According to Judith Greenburg, director of the Division of Genetics and Developmental Biology at the National Institute of General Medical Science, the NIH now has “very stringent guidelines” requiring consent for any tissues collected for their banks. “It’s very important for donors to understand what the consequences of tissue research might be,” she says. But their guidelines apply only to NIH research, and they’re not legally binding.

Supporters of the status quo argue that passing new, tissue-specific legislation is unnecessary, and that the current oversight practices are enough. They point to institutional review boards; the many professional guidelines, like the American Medical Association’s Code of Ethics (which requires doctors to inform patients if their tissue samples will be used in research or lead to profits); and several post Nuremberg codes, including the Declaration of Helsinki and the Belmont Report, all of which list consent as a requirement. But guidelines and ethical codes aren’t laws, and many tissue-rights supporters say internal review doesn’t work.
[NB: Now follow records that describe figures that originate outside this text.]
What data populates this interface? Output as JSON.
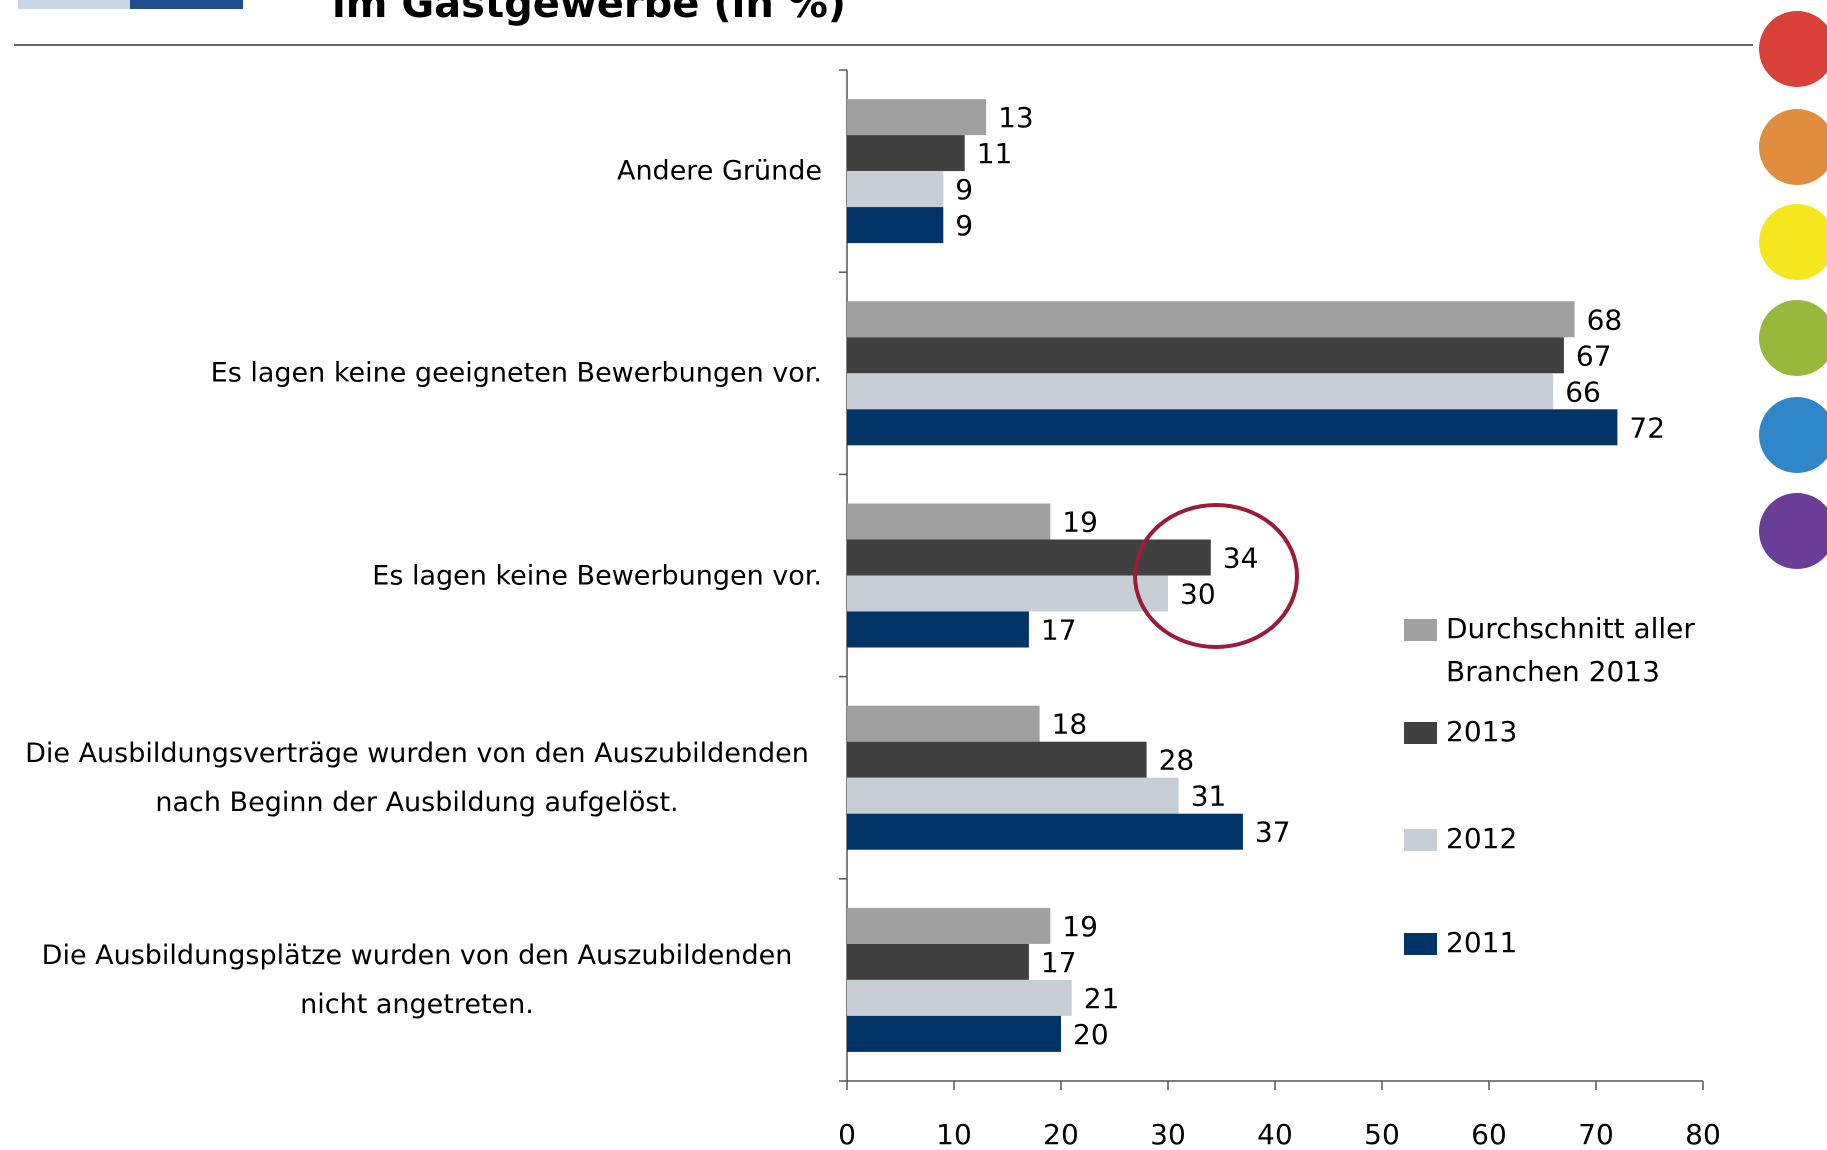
{
  "chart_data": {
    "type": "barh",
    "title": "im Gastgewerbe (in %)",
    "categories": [
      "Andere Gründe",
      "Es lagen keine geeigneten Bewerbungen vor.",
      "Es lagen keine Bewerbungen vor.",
      "Die Ausbildungsverträge wurden von den Auszubildenden nach Beginn der Ausbildung aufgelöst.",
      "Die Ausbildungsplätze wurden von den Auszubildenden nicht angetreten."
    ],
    "series": [
      {
        "name": "Durchschnitt aller Branchen 2013",
        "color": "#a0a0a0",
        "values": [
          13,
          68,
          19,
          18,
          19
        ]
      },
      {
        "name": "2013",
        "color": "#404040",
        "values": [
          11,
          67,
          34,
          28,
          17
        ]
      },
      {
        "name": "2012",
        "color": "#c8ced6",
        "values": [
          9,
          66,
          30,
          31,
          21
        ]
      },
      {
        "name": "2011",
        "color": "#003366",
        "values": [
          9,
          72,
          17,
          37,
          20
        ]
      }
    ],
    "xlim": [
      0,
      80
    ],
    "xticks": [
      0,
      10,
      20,
      30,
      40,
      50,
      60,
      70,
      80
    ],
    "legend": "right"
  }
}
Beyond simply knowing their tissues are being used in research, some tissue-rights activists believe donors should have the right to say, for example, that they don’t want their tissues used for research on nuclear weapons, abortion, racial differences, intelligence, or anything else that might run contrary to their beliefs. They also believe it’s important for donors to be able to control who has access to their tissues, because they worry that information gathered from tissue samples might be used against them.
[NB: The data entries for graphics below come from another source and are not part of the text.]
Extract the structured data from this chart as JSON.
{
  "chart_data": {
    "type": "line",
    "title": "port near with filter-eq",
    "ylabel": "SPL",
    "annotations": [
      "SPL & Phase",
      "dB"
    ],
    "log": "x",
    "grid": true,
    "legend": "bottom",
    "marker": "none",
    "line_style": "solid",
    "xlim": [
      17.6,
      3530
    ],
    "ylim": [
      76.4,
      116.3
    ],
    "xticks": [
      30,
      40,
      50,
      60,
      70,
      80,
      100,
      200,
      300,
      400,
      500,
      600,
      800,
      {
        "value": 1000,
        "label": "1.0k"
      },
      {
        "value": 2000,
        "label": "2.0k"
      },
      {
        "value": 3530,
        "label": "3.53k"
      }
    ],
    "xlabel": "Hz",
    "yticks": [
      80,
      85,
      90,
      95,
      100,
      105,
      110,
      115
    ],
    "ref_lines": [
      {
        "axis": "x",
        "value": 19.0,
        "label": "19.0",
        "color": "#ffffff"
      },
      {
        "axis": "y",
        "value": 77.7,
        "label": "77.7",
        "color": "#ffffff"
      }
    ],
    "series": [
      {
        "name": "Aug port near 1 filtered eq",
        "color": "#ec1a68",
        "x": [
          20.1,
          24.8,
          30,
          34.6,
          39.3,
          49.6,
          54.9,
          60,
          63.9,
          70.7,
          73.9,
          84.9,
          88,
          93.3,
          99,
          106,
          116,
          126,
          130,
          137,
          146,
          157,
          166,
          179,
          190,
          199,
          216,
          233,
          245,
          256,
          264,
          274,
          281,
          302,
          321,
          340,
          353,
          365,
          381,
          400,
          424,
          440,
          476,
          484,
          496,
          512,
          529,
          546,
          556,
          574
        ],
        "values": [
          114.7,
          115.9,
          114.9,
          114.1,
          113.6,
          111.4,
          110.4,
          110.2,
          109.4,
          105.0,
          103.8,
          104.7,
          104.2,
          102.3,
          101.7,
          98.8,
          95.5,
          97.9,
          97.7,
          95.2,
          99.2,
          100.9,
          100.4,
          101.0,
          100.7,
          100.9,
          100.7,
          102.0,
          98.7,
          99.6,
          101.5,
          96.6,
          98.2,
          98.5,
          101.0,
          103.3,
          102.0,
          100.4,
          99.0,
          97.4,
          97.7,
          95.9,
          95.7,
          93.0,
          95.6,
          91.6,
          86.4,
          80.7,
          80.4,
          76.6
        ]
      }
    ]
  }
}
In 2005, members of the Native American Havasupai Tribe sued Arizona State University after scientists took tissue samples the tribe donated for diabetes research and used them without consent to study schizophrenia and inbreeding. Their case is still pending. In 2006, some seven hundred new mothers found out that doctors had taken their placentas without consent to test for abnormalities that might help the hospital defend itself against future lawsuits over birth defects. And in a handful of cases, genetic tests performed on people without their consent have been used to deny workers’ compensation or health insurance claims (something now protected against by the Genetic Information Nondiscrimination Act of 2008).
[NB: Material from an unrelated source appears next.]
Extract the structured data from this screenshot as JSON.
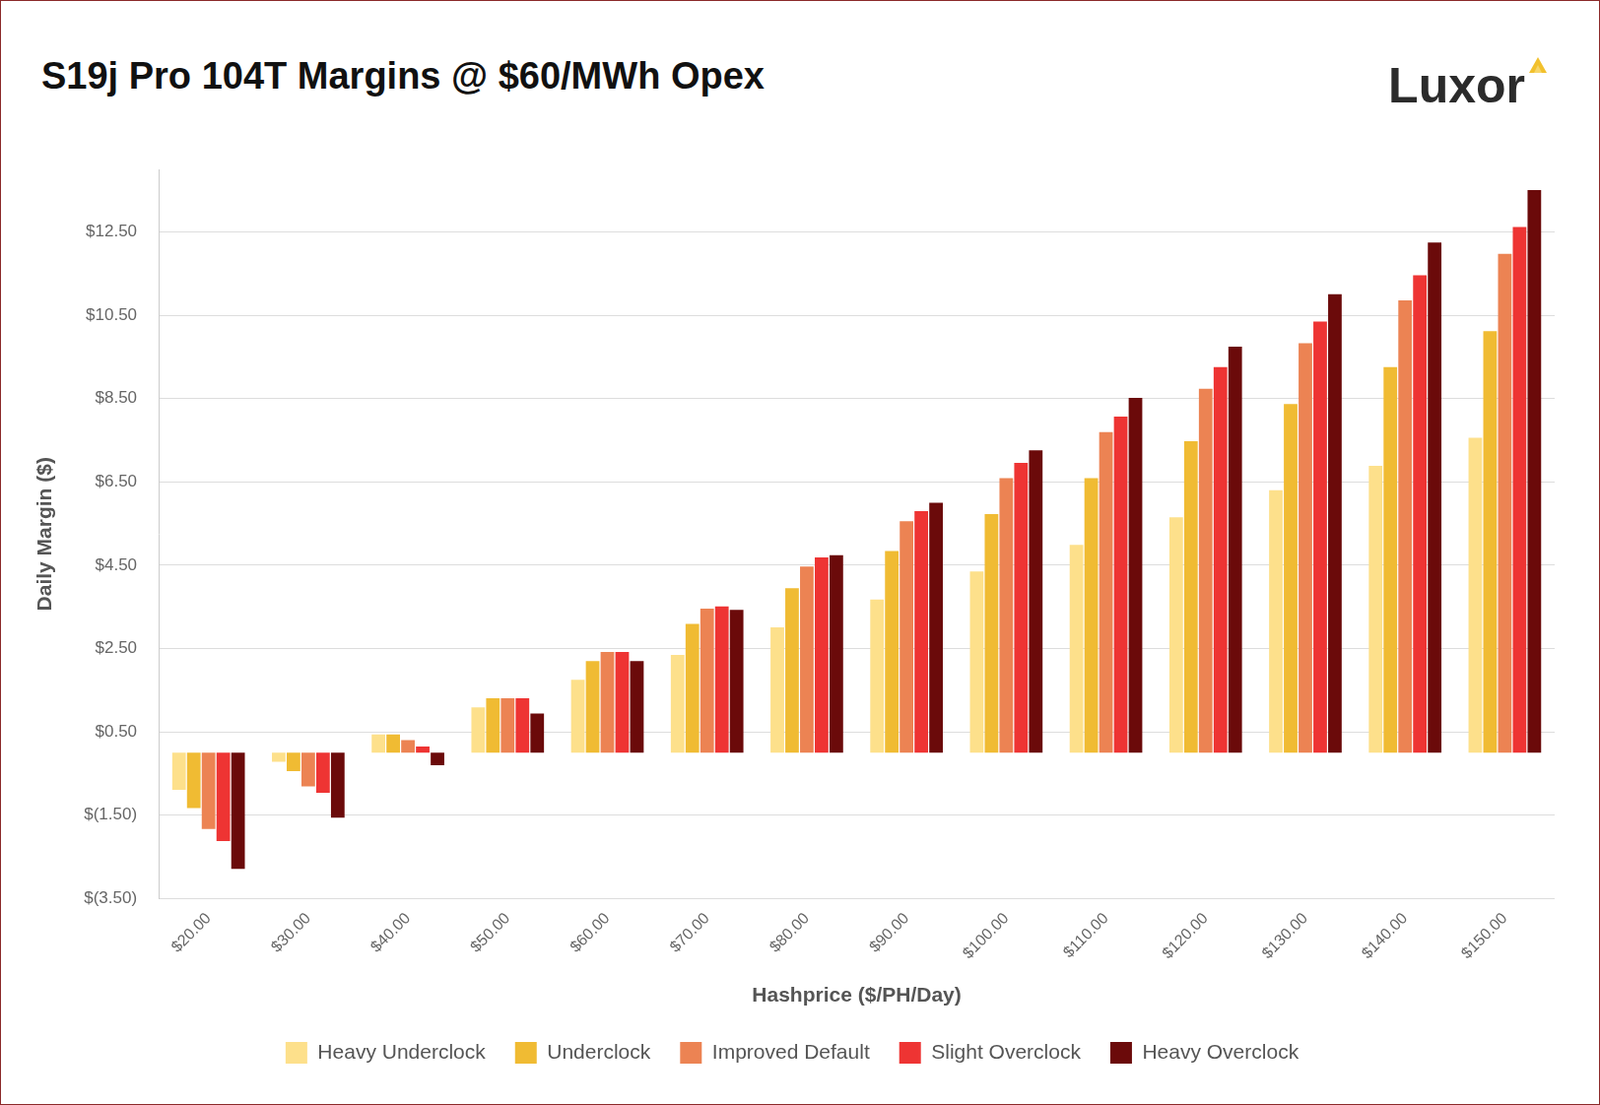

Because of cases like these, a growing number of activists—ethicists, lawyers, doctors, and patients—are arguing cases and pushing for new regulations that would grant people the right to control their tissues. And a growing number of tissue “donors” are suing for control of their samples and the DNA inside them. In 2005, six thousand patients demanded that Washington University remove their tissue samples from its prostate-cancer bank. The university refused, and the samples were tied up in litigation for years. So far, two courts have ruled against the patients, relying on the same logic used in the Moore case (that giving patients those rights would inhibit research, etc). In 2008 the patients appealed to the Supreme Court, which refused to hear their case. When this book went to press, they were contemplating class action. Most recently, in July 2009, parents in Minnesota and Texas sued to stop the nationwide practice of storing and conducting research—without consent—on fetal blood samples, many of which can be traced back to the infants they came from. They argue that research on those samples is an invasion of their children’s privacy.

Because of the Health Insurance Portability and Accountability Act (HIPAA) of 1996, there is now clear federal law in place to prevent the kind of privacy violation that happened to the Lacks family when doctors at Hopkins released Henrietta’s name and her medical records. Since tissues connected to their donors’ names are subject to strict regulation under the Common Rule, samples are no longer named using donor initials as Henrietta’s cells were; today they’re usually identified by code numbers. But, as Judith Greenburg of the NIH says, “It’s never possible to one-hundred-percent guarantee anonymity, because in theory we can now sequence genes and find out who anyone is from their cells. So the consent process has to be more about laying out the risks of tissue research so people can decide whether they want to participate.”